#10 Taming the Screenshot Beast: How AI Helped Me Build My First Useful App
Muhammad Haroon Butt
Financial Analysis & Modelling | Cost Optimization & Analysis | Telecommunications Strategic Planning & Execution | ChatGPT Prompting & Excel Automation
The joy of creating something is truly enchanting. It's no wonder that amazing creators who build disruptive things seem to be constantly fueled by the pure feeling of joy and the dopamine rush it gives them. I recently realized that I, too, love creating stuff, but I never had the tools to actually build anything substantial. My journey started with watching YouTube tutorials and following along, even though many tutorials were incomplete, often holding back some key steps for their "registered" users.
Despite these challenges, whenever I managed to build something, it was always an incredible feeling. I created websites, online stores, and YouTube channels. Sure, none of these projects blew up or got me a massive following, but I kept building anyway, driven by the sheer thrill of creation.
This year, I decided to take AI tools seriously. I learned how to prompt effectively and started using them to automate my office work in Excel. Let me tell you, the capabilities of ChatGPT blew my mind – you can do almost anything with this thing!
Recently, I created a small app using ChatGPT, and while it might not be groundbreaking, it solved a specific issue I had. Just imagine – a person with zero coding experience creating an app to automate some of their work. How cool is that?
Let me share what I needed and how ChatGPT came to the rescue. As I dove deeper into AI and LLMs, social media algorithms started bombarding me with relevant content, keeping me glued to AI-related posts. Often, I'd spot something useful, take a screenshot, and plan to use it later. But soon, managing all these screenshots became a nightmare, and I struggled to organize them into my notes.
I heard that GPT-4 could extract text from images, so I gave it a shot. But there were limits on how many images I could process, even with the paid version. Loading 20 images took forever, and sometimes I'd miss the "Continue" prompt if I got distracted, wasting precious time. Then it hit me: why not create my own image-to-text app using ChatGPT?

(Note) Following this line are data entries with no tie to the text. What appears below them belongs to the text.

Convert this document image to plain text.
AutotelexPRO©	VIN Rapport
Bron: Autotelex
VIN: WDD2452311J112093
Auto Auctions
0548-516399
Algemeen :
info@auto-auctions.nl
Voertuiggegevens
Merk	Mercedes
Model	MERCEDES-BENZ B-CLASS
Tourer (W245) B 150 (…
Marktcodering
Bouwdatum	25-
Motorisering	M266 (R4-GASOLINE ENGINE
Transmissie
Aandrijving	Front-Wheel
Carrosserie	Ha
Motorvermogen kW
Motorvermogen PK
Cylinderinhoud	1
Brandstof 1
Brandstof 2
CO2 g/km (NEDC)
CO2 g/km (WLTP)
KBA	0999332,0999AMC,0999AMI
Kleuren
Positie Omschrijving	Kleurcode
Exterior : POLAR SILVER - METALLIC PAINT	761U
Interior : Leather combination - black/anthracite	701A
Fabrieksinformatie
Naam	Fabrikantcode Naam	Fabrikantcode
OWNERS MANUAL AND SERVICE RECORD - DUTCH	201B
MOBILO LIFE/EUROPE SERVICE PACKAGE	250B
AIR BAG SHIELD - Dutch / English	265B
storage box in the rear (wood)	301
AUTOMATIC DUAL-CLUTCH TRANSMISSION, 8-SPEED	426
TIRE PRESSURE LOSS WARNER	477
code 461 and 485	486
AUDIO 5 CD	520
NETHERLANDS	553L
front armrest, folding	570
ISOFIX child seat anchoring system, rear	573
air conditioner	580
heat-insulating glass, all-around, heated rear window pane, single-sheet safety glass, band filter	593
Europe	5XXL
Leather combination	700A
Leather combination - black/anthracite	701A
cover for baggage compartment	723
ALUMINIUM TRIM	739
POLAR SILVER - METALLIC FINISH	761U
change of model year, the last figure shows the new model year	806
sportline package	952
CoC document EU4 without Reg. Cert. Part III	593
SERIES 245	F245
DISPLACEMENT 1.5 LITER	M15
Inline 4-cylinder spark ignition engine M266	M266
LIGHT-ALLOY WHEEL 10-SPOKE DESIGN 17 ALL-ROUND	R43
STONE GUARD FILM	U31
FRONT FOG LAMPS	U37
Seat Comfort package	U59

I'd made a couple of simple apps before, so I went to ChatGPT, gave it a basic prompt, and boom – it provided the code. I asked for step-by-step guidance, and followed along:
Prompt :you are expert python coder and are extremely helpful and think out of the box to solve the problem and come up with solutions. i want to create a simple app that can extract text that is written in any image that is uploaded. i will ultimately be using render to deploy the app online and gradio or any other simplest and lightest tool. the app has to be very light and operational so that it can be uploaded on render free platform which don't offer much processing power on free bucket. it should ask user to upload images and then extract text from image in a format that is understandable and editable. it should also allow multiple images to be uploaded and then once all images are loaded it should start working on each one and then give a word document download to get the text.
With this prompt ChatGPT gave me full instructions along with code and everything, which was overwhelming for me so i gave another prompt
Prompt : i have zero coding experience so guide me one step at a time. i already have python installed so continue from there. one step at a time
This prompt solved the problem and then it started to guide me literally one step at a time. Let me share you some of the steps it gave me.
Using Gradio for a simple front-end (because who needs fancy when functional does the trick?), I whipped up a local server where I could upload images and extract text in a flash. This app was lightning-fast, letting me convert over 200 images into text in less than half an hour. The whole setup process took me less than 30 minutes, despite having no real coding chops. That's the real power in the hands of us regular folks – solving our own problems without relying on anyone else.
Next up, I tried to upload this app on Render. They've got a free plan with limited CPU juice, but it's enough for simple tasks. I'd previously uploaded a journaling guide app there, so I figured I'd give it a go with this new app. Hit a few snags though – the app went live, but it choked when trying to convert images because the main text-extraction package wasn't playing nice with Render.
For now, the app's humming along locally, and I can use it for future images. I've got my very own converter that works without limits and at warp speed. While the output from my Python app isn't as polished as ChatGPT's image-to-text conversion, I just upload the document and use a cleanup prompt in ChatGPT to make it shine.
This journey of creating my own solutions has been incredibly empowering. It's like I've unlocked a superpower, and I can't wait to see what other cool stuff I can build with AI by my side. Who knows? Maybe you'll be inspired to create your own AI-powered solution too!